Bloomberg points out that “About 5.6 gigawatts of community solar have been installed in the US, with that figured slated to double in the next five years, according to the Solar Energy Industries Association.”
In my anecdotal experience speaking to community solar developers, I have not heard SVB mentioned as frequently as a financier per se (I do hear USBank, Wells Fargo, Fifth Third and other regional banks), but the numbers on SVB are remarkable: It was leading or participating in 62% of community solar financing in the US, and committed 3.2B+ to project finance. It has ten years of experience supporting project finance deals in climate tech, and more than 1,550 customers in the broader climate and sustainability sector. Kiran Bhatraju, CEO at Arcadia, mentioned that “Silicon Valley Bank was in many ways a climate bank.

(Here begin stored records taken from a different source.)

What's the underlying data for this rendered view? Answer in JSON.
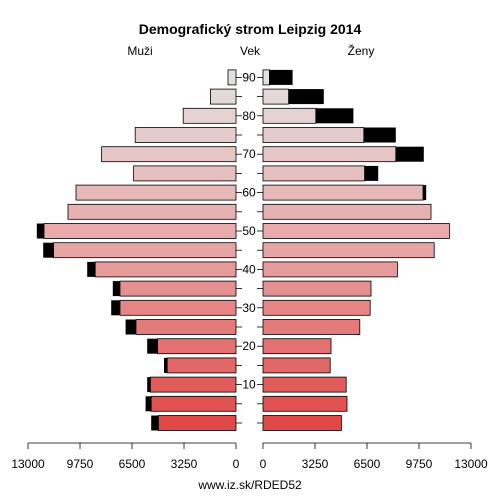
{
  "chart_data": {
    "type": "bar",
    "title": "Demografický strom Leipzig 2014",
    "left_label": "Muži",
    "center_label": "Vek",
    "right_label": "Ženy",
    "footer": "www.iz.sk/RDED52",
    "x_max": 13000,
    "x_ticks_left": [
      "13000",
      "9750",
      "6500",
      "3250",
      "0"
    ],
    "x_ticks_right": [
      "0",
      "3250",
      "6500",
      "9750",
      "13000"
    ],
    "age_ticks": [
      "10",
      "20",
      "30",
      "40",
      "50",
      "60",
      "70",
      "80",
      "90"
    ],
    "age_groups": [
      "0-4",
      "5-9",
      "10-14",
      "15-19",
      "20-24",
      "25-29",
      "30-34",
      "35-39",
      "40-44",
      "45-49",
      "50-54",
      "55-59",
      "60-64",
      "65-69",
      "70-74",
      "75-79",
      "80-84",
      "85-89",
      "90+"
    ],
    "series": [
      {
        "name": "Muži",
        "values": [
          4850,
          5300,
          5350,
          4300,
          4900,
          6250,
          7250,
          7250,
          8800,
          11400,
          12000,
          10500,
          10000,
          6400,
          8400,
          6300,
          3300,
          1600,
          500
        ]
      },
      {
        "name": "Ženy",
        "values": [
          4900,
          5250,
          5200,
          4200,
          4250,
          6050,
          6700,
          6750,
          8400,
          10700,
          11650,
          10500,
          10000,
          6350,
          8300,
          6300,
          3300,
          1600,
          400
        ]
      },
      {
        "name": "Muži excess",
        "values": [
          450,
          350,
          200,
          200,
          650,
          650,
          550,
          450,
          500,
          650,
          450,
          0,
          0,
          0,
          0,
          0,
          0,
          0,
          0
        ]
      },
      {
        "name": "Ženy excess",
        "values": [
          0,
          0,
          0,
          0,
          0,
          0,
          0,
          0,
          0,
          0,
          0,
          0,
          200,
          850,
          1750,
          2000,
          2350,
          2200,
          1450
        ]
      }
    ],
    "colors": {
      "excess": "#000000",
      "young": "#e04848",
      "middle": "#e7a4a4",
      "old": "#e4e0e0"
    }
  }
}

When you have the majority of the market banking through one institution, there’s going to be a lot of collateral damage.”
On SVB’s Project Finance page, we can see that its beneficiaries included Sunrun, AES, Rad Energy Solutions, Longroad, Soltage, Boralex, and Vivint.
Most the initiatives featured are large-scale projects with substantial scale and financing needs. SVB provided debt and equity financing, and even corporate cards and cash management for the project holding companies — very fitting!
- Fuel Cell Company Case Study — Daroga | Silicon Valley Bank
- Renewable Energy Company Case Study — Longroad Energy | Silicon Valley Bank
- Solar Company Case Study — Sunrun | Silicon Valley Bank
According to BloombergNEF, the bank financed about $357M of residential solar between 2020 and 2022.
To fill the void created by SVB’s fall, it’s expected that other financiers including regional banks and other kinds of debt investors might step in. Bhatraju also said, “Other financiers will step in, but pipelines will be on hold for some time as those new relationships get sorted out.”
The IRA has earmarked $390B in subsidies and tax credits for the climate sector, and more than $28 billion of venture capital was invested in climatetech start-ups last year.
SVB’s collapse leaves many solar developers looking for loans and lines of credit. Since project financing is such a critical component of a project’s construction, developers might experience delays. And the clock is ticking for the tax credits and subsidies from the generational IRA budget, many of which wind down in the early 2030s.
Dimitry Gershenson of Enduring Planet, a lender to climate companies, said he was working with other investors to create an emergency fund for affected companies. In just 24 hours, they received nearly 100 applications, representing >$500 million in assets at risk.
SVB’s demise does not mean that there will no longer be project financiers willing to step in as debt or tax equity sponsors. As far as I can tell, the broader solar/wind industry is awash in capital due to the massive tax benefits for developers and financiers alike. But the difference is that not every lender is the ideal type of lender. SVB had a special connection with the sector by dedicating talent and other forms of financial and corporate services to developers and climatetech companies. Not every bank will understand the underwriting nuances and structures of different kinds of energy projects (utility-scale, PPAs, VPPAs, community solar).
I like David Gelles’s (NYT) take that “there are signs that, when the dust settles, the climate tech industry will have a new lender of choice.”
The industry has aggressive targets to hit, such as 100% clean electricity by 2035. And it must deploy the massive IRA budget within the next decade. As with every crisis, there is an opportunity to learn, adapt, and iterate — and we’ll have to move fast.